02 December 2024

Peter Tomkins
Thresholds, benchmarks and metric ranges

The longer you spend in education – and I am just shy of forty years as a teacher, headteacher, consultant and director of TSO Education – the more you realise how hotly contested is language.
I remember, as a Vice Principal and Headteacher, the lengthy conversations we had about data collection: are we entering current grades, predicted grades or forecast grades. They all mean something intrinsically different.
In the world of integrated curriculum and financial planning we have similar debates. For instance, are we using thresholds or benchmarks.
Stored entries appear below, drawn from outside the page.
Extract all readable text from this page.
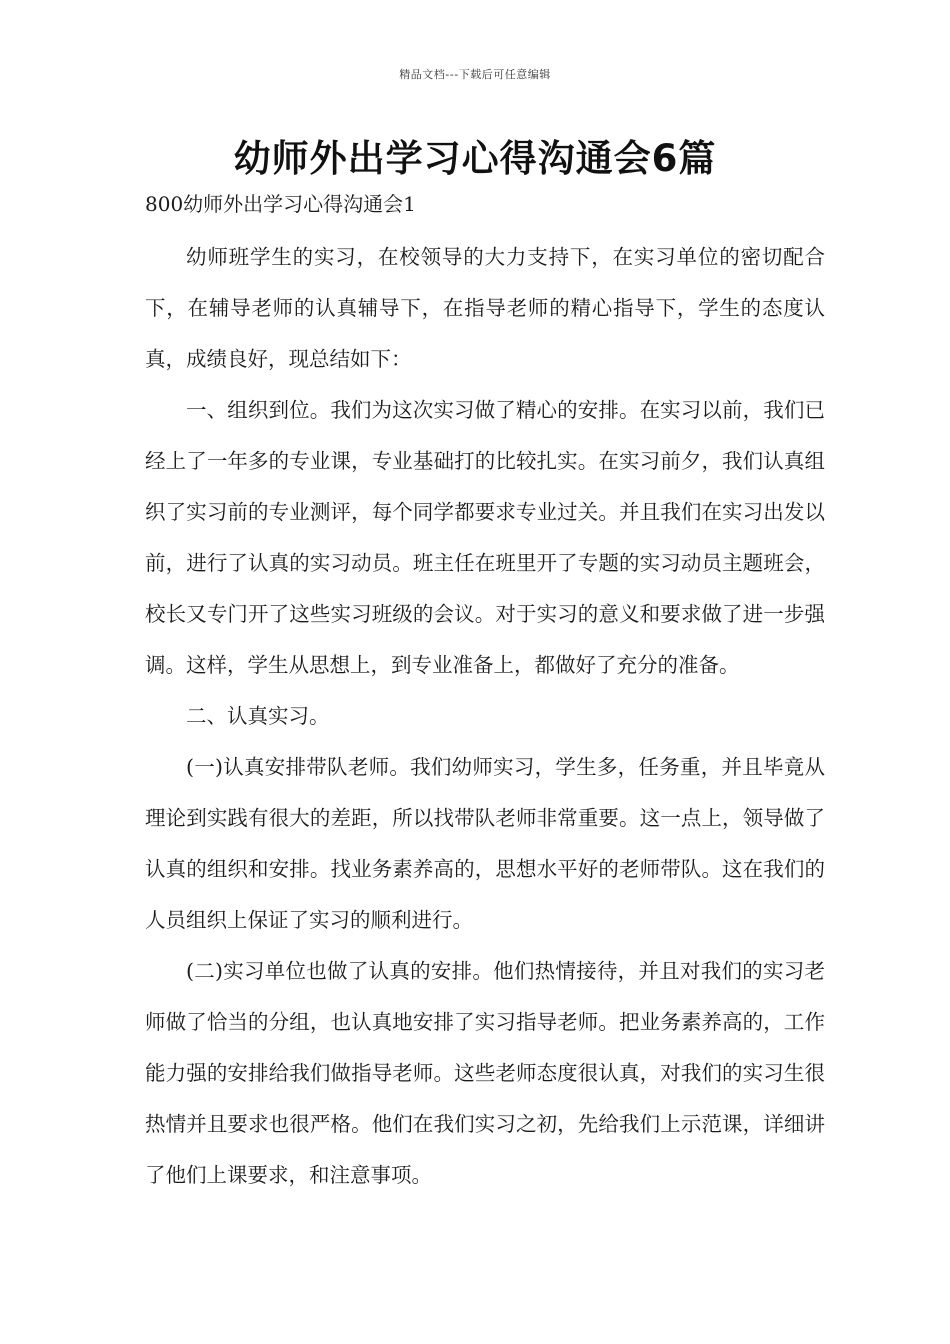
精品文档---下载后可任意编辑
幼师外出学习心得沟通会6篇
800幼师外出学习心得沟通会1

幼师班学生的实习，在校领导的大力支持下，在实习单位的密切配合下，在辅导老师的认真辅导下，在指导老师的精心指导下，学生的态度认真，成绩良好，现总结如下：

一、组织到位。我们为这次实习做了精心的安排。在实习以前，我们已经上了一年多的专业课，专业基础打的比较扎实。在实习前夕，我们认真组织了实习前的专业测评，每个同学都要求专业过关。并且我们在实习出发以前，进行了认真的实习动员。班主任在班里开了专题的实习动员主题班会，校长又专门开了这些实习班级的会议。对于实习的意义和要求做了进一步强调。这样，学生从思想上，到专业准备上，都做好了充分的准备。

二、认真实习。

(一)认真安排带队老师。我们幼师实习，学生多，任务重，并且毕竟从理论到实践有很大的差距，所以找带队老师非常重要。这一点上，领导做了认真的组织和安排。找业务素养高的，思想水平好的老师带队。这在我们的人员组织上保证了实习的顺利进行。

(二)实习单位也做了认真的安排。他们热情接待，并且对我们的实习老师做了恰当的分组，也认真地安排了实习指导老师。把业务素养高的，工作能力强的安排给我们做指导老师。这些老师态度很认真，对我们的实习生很热情并且要求也很严格。他们在我们实习之初，先给我们上示范课，详细讲了他们上课要求，和注意事项。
The major difference here is whether we are measuring ourselves against other schools or against ranges which have been identified as ‘ideals’. To clarify:
• Benchmark ranges compare the school against other similar schools and show how far away it is from the mean.
• Thresholds indicate the ranges that have been identified as the ideal range for each benchmark.
The challenges of developing a threshold range are numerous:
• What procedure do you use for determining the threshold range? Does it start with a benchmark? Then what?
• The threshold needs to be determined by an expert, or a team of experts. Those experts, however, are not going to be an expert in the specific school or schools you wish to complete the ICFP analysis on.
• There are a lot of reasons why you may want to be outside the threshold ranges. These may be either because of the school’s specific context or around the individual approach in the school.
At ICFP.school we take a third approach which we call metric ranges. In our tool you are able to tailor the comparative schools by the following filters:
• Age range – for instance sixth forms, middle schools, infant schools and junior schools.
• FSM%
• Pupil numbers
• Pupils with SEND
• Pupils with EHCPs
• EAL pupils
• Ofsted outcomes
• Pupil progress
This means you can compare yourself with other schools that are genuinely similar.
Our ranges are based on the difference from the mean and so shift according to context. This means we aren’t defining a particular approach, but rather allowing schools to make informed decisions.
There are no correct ranges. But knowing where you fit in against other schools allows you to make data driven, strategic decisions about becoming the school you want to be and the school your pupils deserve.